Antiviral Assay for Rabies Virus

In a previously developed antiviral assay [25 (link)], the fluorescent viral signal was quantified with a standard plate reader in 96-well plates. Similarly, in this study, hit compounds were serially diluted 2-fold, starting from 50 µM to yield 8 concentrations.
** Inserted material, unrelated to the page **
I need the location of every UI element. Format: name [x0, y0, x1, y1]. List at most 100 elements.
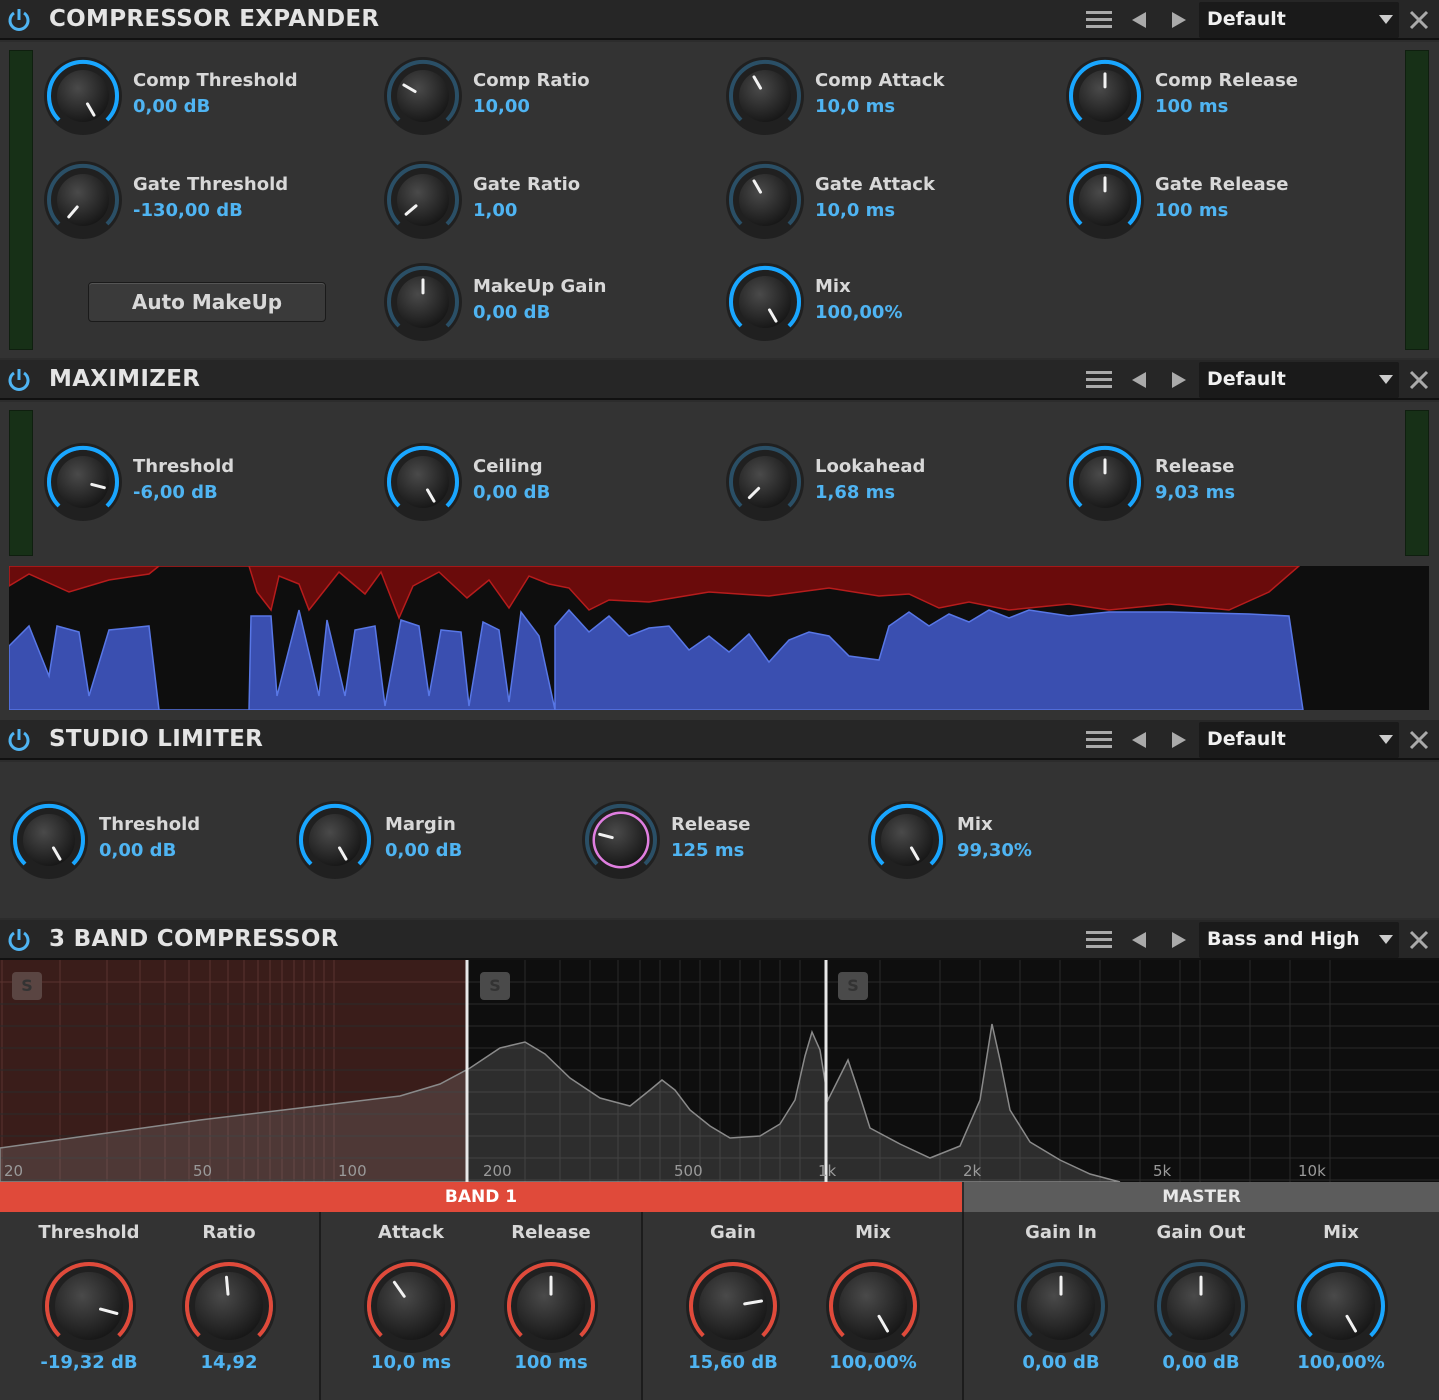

A total of 15,000 BHK-21 cells were incubated with compounds overnight at 37 °C and 5% CO₂ in a 150 µL assay medium. After the incubation, mCherry-SAD-B19 or CVS-11 strains were added at an MOI of 0.01 TCID₅₀/cell in a volume of 50 µL and further incubated at 37 °C for 5 days. For the CVS-11 strain infection, the cells were fixed with 80% cold acetone for 30 min at 5 dpi. Following a 3-time PBS washing, RABV N protein was stained using a 1:100 diluted FITC Anti-Rabies Monoclonal Globulin (Fujirebio, Gent, Belgium). The fluorescence intensity from antibody staining (CVS-11) or mCherry expression by the virus (mCherry-SAD-B19) was quantified using a microplate reader (SPARK, Tecan, Mechelen, Belgium). Cell viability was determined by an MTS assay as described previously [26 (link)]. The program GraphPad Prism 9.0 was used to calculate the half maximal effective concentration (EC₅₀), the 50% cytotoxic concentration (CC₅₀), and the selectivity index (SI = CC₅₀/EC₅₀).